Out of nowhere, like a cool breeze in a marketplace crowded with advice, comes Byron Katie and The Work. You will observe people work their way through a broad range of human problems, learning freedom through the very thoughts that had caused their suffering—thoughts such as “my husband betrayed me” or “my mother doesn’t love me enough. As a survivor of an abusive relationship, I cannot take any advice from someone who excuses another person's abusive behavior. Byron Katie invites you to discover the reality in your life, how you react to it, feel about it, then turn it around. And unless you think Mother Teresa's lifelong effort to serve others and relieve suffering is on par with Jeffrey Dahmer's lifelong path of sadism, death and destruction, then you too believe that some paths are inherently higher than others.And I don't believe a healthy, integrated and sane adult just resigns to accept whatever the other person is doing just because it's "not their business. To tell a victim that they need to admit they are guilty of some part of the abuse is incomprehensible to me. Drawing on her own experience of moving through suffering to freedom, Byron Katie developed 'The Work': a simple, four-step programme to help pinpoint the problems that are troubling you and how to tackle them effectively. This is where you turn a problem around and see if the problem is actually your fault or just in your head. As reports spread about the transformations they felt they were experiencing through The Work, she was invited to present it publicly elsewhere in California, then throughout the United States, and eventually in Europe and across the world.

There are indeed some great principles in this book, ones that I deeply resonate with and that have been a part of philosophies like Taoism and Buddhism for centuries. This took me awhile to figure out, as to why I wasn't jiving with her application of the basic premise of the book, which I agreed and agree with - that it's generally much more healthy to accept what is rather than resist or argue with it. There is a much more helpful understanding in realizing the needs which motivate our resistances and judgments are legitimate, human and reasonable. The notion of releasing the thought leads seamlessly to this fourth question, which offers the prospect of freedom from a thought grounded in fear or falsehood.

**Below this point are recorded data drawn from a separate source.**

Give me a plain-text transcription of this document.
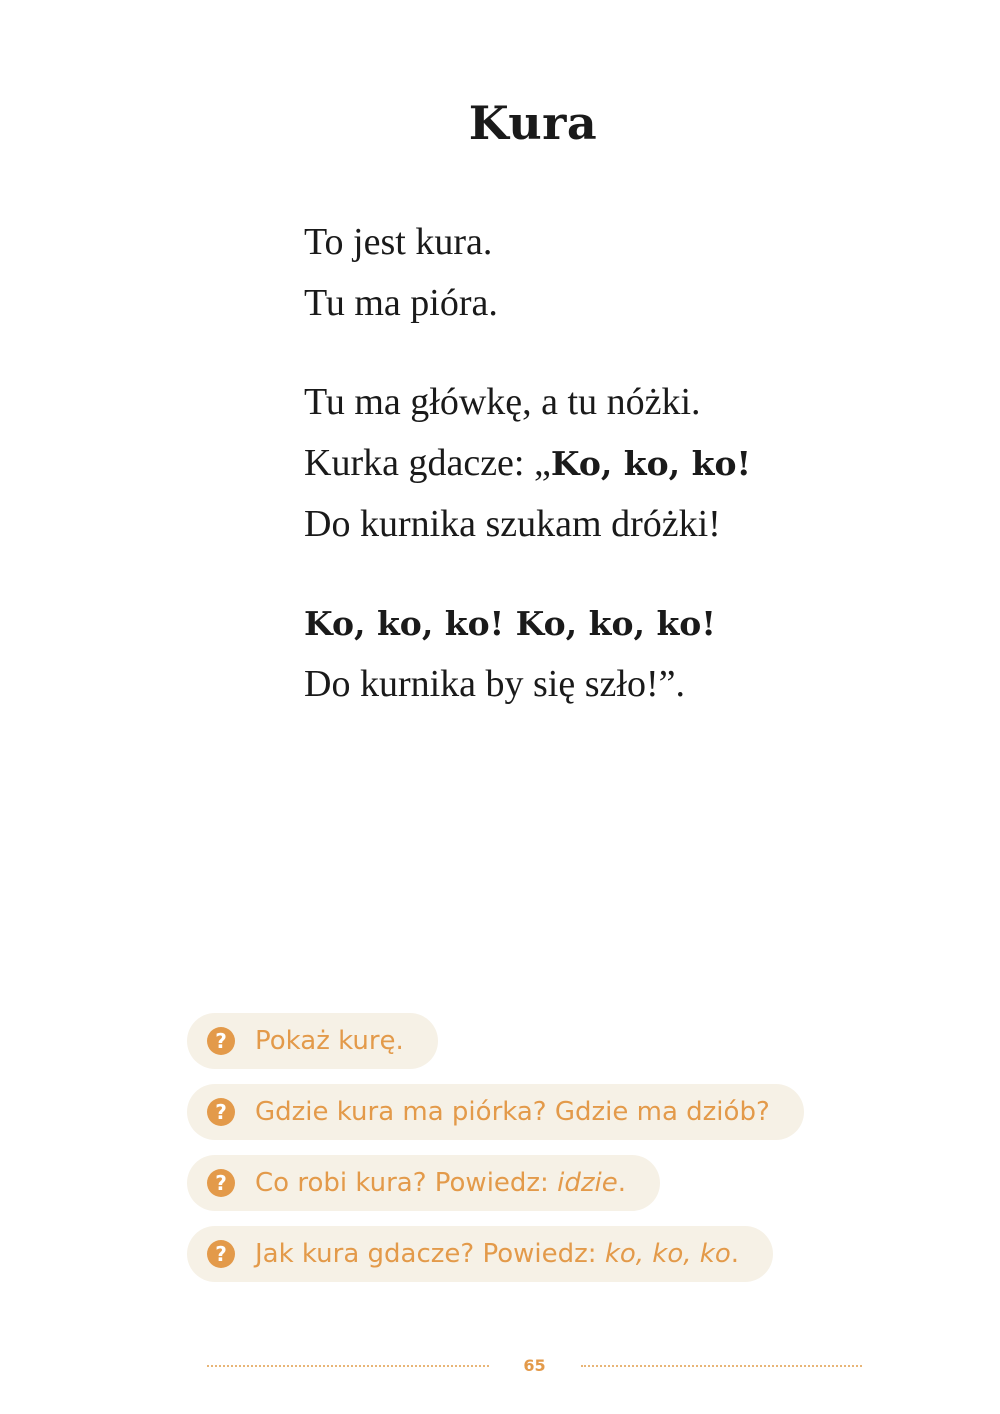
Kura
To jest kura.
Tu ma pióra.
Tu ma główkę, a tu nóżki.
Kurka gdacze: „Ko, ko, ko!
Do kurnika szukam dróżki!
Ko, ko, ko! Ko, ko, ko!
Do kurnika by się szło!”.
?	Pokaż kurę.
?	Gdzie kura ma piórka? Gdzie ma dziób?
?	Co robi kura? Powiedz: idzie.
?	Jak kura gdacze? Powiedz: ko, ko, ko.
65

If you continue to do The Work, you may discover that the questioning flows into every aspect of your life, effortlessly undoing the stressful thoughts that keep you from experiencing peace.

Loving What Is will show you step by step, through clear and vivid examples, exactly how to use this revolutionary process for yourself. It's also completely inappropriate to ask a woman to identify what "her part" was in the sexual abuse her stepfather committed on her when she was nine years old. My concern is for the danger of applying this technique to (an admittedly small number of) extreme cases, such as those who are victims of crime.